The method has been applied to improve predictive modeling in medicine, enhance the performance of text classifiers, and reduce reliance on large manually labeled datasets.

== History and development ==
Text Nailing was first developed in the mid-2010s at Massachusetts General Hospital as part of efforts to improve information extraction from electronic health records (EHRs). The method was initially tested in several clinical scenarios, including the extraction of smoking status from narrative notes, identification of patients with physician-documented insomnia, and detection of family history of coronary artery disease.

Further applications demonstrated its potential in refining widely used clinical risk models. For example, Text Nailing was employed to improve the accuracy of the Framingham risk score in patients with non-alcoholic fatty liver disease, and to classify patient non-adherence in type-2 diabetes care. Its emphasis on identifying non-negated, recurrent expressions yielded higher accuracy compared with traditional machine learning approaches that required large, manually labeled datasets.

The method also sparked discussion about the broader role of human-in-the-loop approaches in health informatics. Commentators noted that machine learning in medicine often relied on assumptions about infinite linguistic variation, while clinical text in practice tends to reuse a limited set of expressions. A subsequent letter in Communications of the ACM emphasized that using non-negated expressions could increase the accuracy of text-based classifiers.

In July 2018, researchers at Virginia Tech and the University of Illinois at Urbana–Champaign cited Text Nailing as an example of "progressive cyber-human intelligence" (PCHI), recognizing its hybrid model of combining expert human annotation with computational scalability.

At the same time, critiques of machine learning in health care highlighted the risks of inflated expectations.
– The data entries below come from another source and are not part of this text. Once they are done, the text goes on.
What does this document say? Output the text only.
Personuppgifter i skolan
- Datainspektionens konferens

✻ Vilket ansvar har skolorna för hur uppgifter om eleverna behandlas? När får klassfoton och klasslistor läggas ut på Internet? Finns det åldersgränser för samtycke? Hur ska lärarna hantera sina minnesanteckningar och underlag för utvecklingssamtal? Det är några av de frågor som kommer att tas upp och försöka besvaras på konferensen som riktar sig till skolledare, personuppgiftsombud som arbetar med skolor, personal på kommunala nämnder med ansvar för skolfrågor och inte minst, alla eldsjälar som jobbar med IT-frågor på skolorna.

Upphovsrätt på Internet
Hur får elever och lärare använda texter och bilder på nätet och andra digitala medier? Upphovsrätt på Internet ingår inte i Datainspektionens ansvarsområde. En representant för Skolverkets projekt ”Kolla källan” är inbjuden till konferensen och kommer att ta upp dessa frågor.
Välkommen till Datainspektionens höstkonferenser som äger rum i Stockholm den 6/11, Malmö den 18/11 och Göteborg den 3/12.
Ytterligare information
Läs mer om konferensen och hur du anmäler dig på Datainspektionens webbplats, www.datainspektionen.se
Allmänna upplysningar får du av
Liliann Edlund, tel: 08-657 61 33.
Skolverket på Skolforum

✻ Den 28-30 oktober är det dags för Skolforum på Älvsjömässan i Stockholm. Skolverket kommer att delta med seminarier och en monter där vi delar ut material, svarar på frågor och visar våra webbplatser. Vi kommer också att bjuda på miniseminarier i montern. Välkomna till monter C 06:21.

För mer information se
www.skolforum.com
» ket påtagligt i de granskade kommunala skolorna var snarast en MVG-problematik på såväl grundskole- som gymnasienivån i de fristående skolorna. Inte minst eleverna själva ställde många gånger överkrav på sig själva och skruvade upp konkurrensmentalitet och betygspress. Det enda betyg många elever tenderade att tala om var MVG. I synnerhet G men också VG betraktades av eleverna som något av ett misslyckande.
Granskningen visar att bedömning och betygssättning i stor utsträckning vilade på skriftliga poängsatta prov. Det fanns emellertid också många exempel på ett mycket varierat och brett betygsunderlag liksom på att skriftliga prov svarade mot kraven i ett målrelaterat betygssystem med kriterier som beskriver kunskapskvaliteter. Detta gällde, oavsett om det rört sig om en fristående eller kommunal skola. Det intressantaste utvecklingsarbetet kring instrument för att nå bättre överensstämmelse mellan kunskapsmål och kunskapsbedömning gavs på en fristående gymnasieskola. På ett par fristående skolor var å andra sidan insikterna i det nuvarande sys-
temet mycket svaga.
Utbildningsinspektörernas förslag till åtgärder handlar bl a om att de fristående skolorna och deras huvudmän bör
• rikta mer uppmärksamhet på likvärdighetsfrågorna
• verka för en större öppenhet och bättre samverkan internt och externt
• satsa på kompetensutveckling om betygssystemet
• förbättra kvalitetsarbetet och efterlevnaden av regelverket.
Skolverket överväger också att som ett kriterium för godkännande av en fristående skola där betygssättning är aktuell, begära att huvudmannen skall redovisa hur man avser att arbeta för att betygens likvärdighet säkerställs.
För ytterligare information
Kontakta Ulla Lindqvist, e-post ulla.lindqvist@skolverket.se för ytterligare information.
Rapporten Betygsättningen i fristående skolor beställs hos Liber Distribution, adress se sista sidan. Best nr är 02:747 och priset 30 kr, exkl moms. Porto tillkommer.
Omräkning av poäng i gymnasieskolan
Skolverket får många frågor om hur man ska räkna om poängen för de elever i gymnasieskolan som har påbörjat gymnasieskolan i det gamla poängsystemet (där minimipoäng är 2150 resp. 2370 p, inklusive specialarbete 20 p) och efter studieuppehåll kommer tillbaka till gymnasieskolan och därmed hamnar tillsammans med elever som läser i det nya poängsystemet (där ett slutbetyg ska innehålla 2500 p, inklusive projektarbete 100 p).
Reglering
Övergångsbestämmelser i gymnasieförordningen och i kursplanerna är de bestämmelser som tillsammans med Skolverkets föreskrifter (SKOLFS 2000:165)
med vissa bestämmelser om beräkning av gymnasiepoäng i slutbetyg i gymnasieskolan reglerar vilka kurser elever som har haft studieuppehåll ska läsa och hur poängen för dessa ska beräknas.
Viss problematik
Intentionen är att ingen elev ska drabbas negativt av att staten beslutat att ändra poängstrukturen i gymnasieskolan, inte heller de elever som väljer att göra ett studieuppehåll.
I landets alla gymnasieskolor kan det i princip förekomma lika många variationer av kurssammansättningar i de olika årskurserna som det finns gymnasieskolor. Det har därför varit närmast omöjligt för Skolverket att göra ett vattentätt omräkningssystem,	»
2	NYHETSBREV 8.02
Chen and Asch (2017) argued that more thoughtful approaches were needed to avoid disillusionment with predictive modeling in medicine. In this context, Text Nailing was described by its co-creator, Uri Kartoun, as a method that initially faced skepticism for relying on "simple tricks" and human annotation, but ultimately gained acceptance as a more robust approach to clinical text analysis.

==Source code==
A sample code for extracting smoking status from narrative notes using "nailed expressions" is available in GitHub.

==Criticism of machine learning in health care==
Chen & Asch 2017 wrote "With machine learning situated at the peak of inflated expectations, we can soften a subsequent crash into a "trough of disillusionment" by fostering a stronger appreciation of the technology's capabilities and limitations."
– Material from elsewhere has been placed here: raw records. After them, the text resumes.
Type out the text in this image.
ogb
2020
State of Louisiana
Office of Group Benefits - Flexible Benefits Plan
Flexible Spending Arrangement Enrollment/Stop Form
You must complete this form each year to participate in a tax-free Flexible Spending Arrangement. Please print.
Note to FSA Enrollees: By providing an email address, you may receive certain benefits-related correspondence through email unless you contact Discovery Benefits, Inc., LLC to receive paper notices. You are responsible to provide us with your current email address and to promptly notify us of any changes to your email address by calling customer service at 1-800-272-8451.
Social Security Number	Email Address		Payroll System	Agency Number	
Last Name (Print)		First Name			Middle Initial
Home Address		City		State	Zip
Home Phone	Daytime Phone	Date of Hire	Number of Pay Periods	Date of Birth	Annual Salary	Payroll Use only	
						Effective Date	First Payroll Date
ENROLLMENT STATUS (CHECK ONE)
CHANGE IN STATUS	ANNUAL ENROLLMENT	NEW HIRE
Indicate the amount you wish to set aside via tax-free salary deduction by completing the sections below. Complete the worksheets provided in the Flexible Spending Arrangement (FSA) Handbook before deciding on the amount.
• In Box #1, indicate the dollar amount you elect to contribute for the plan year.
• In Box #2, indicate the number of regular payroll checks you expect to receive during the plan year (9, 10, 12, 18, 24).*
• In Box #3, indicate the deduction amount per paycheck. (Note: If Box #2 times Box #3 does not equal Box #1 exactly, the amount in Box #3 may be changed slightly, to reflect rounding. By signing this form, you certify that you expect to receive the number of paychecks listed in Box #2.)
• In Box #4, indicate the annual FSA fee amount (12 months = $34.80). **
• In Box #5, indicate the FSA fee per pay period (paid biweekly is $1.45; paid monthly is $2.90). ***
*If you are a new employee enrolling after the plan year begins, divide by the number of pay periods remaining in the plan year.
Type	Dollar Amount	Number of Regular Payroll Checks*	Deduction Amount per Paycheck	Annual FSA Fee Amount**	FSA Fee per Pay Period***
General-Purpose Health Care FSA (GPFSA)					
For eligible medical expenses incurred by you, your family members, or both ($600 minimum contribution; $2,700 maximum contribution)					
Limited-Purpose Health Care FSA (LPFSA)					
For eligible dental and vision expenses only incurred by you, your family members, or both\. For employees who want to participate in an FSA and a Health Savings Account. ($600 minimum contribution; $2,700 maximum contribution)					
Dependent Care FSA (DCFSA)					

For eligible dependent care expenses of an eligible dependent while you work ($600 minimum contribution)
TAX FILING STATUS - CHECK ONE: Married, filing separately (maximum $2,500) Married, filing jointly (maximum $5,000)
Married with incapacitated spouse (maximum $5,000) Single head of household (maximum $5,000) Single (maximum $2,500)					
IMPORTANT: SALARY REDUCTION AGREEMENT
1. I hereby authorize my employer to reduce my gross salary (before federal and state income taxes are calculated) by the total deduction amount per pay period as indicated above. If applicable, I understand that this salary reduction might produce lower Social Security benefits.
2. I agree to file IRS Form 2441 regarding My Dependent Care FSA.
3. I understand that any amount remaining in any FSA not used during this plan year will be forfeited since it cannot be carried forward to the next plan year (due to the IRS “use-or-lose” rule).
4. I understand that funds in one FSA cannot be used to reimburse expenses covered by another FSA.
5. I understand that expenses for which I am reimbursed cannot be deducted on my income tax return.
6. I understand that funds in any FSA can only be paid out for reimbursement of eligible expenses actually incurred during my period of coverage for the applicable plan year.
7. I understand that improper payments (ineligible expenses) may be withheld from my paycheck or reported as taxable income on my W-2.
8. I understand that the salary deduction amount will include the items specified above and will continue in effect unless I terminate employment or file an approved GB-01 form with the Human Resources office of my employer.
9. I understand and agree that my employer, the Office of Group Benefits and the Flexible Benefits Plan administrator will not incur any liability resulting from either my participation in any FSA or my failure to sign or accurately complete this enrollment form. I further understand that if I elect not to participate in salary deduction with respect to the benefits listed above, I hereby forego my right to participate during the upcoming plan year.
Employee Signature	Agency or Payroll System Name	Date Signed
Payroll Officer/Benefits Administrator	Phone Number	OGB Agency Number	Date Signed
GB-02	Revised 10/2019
A letter published in Communications of the ACM, "Beyond brute force", emphasized that a brute force approach may perform better than traditional machine learning algorithms when applied to text. The letter stated "... machine learning algorithms, when applied to text, rely on the assumption that any language includes an infinite number of possible expressions. In contrast, across a variety of medical conditions, we observed that clinicians tend to use the same expressions to describe patients' conditions."

In his viewpoint published in June 2018 concerning slow adoption of data-driven findings in medicine, Uri Kartoun, co-creator of Text Nailing states that " ...Text Nailing raised skepticism in reviewers of medical informatics journals who claimed that it relies on simple tricks to simplify the text, and leans heavily on human annotation. TN indeed may seem just like a trick of the light at first glance, but it is actually a fairly sophisticated method that finally caught the attention of more adventurous reviewers and editors who ultimately accepted it for publication."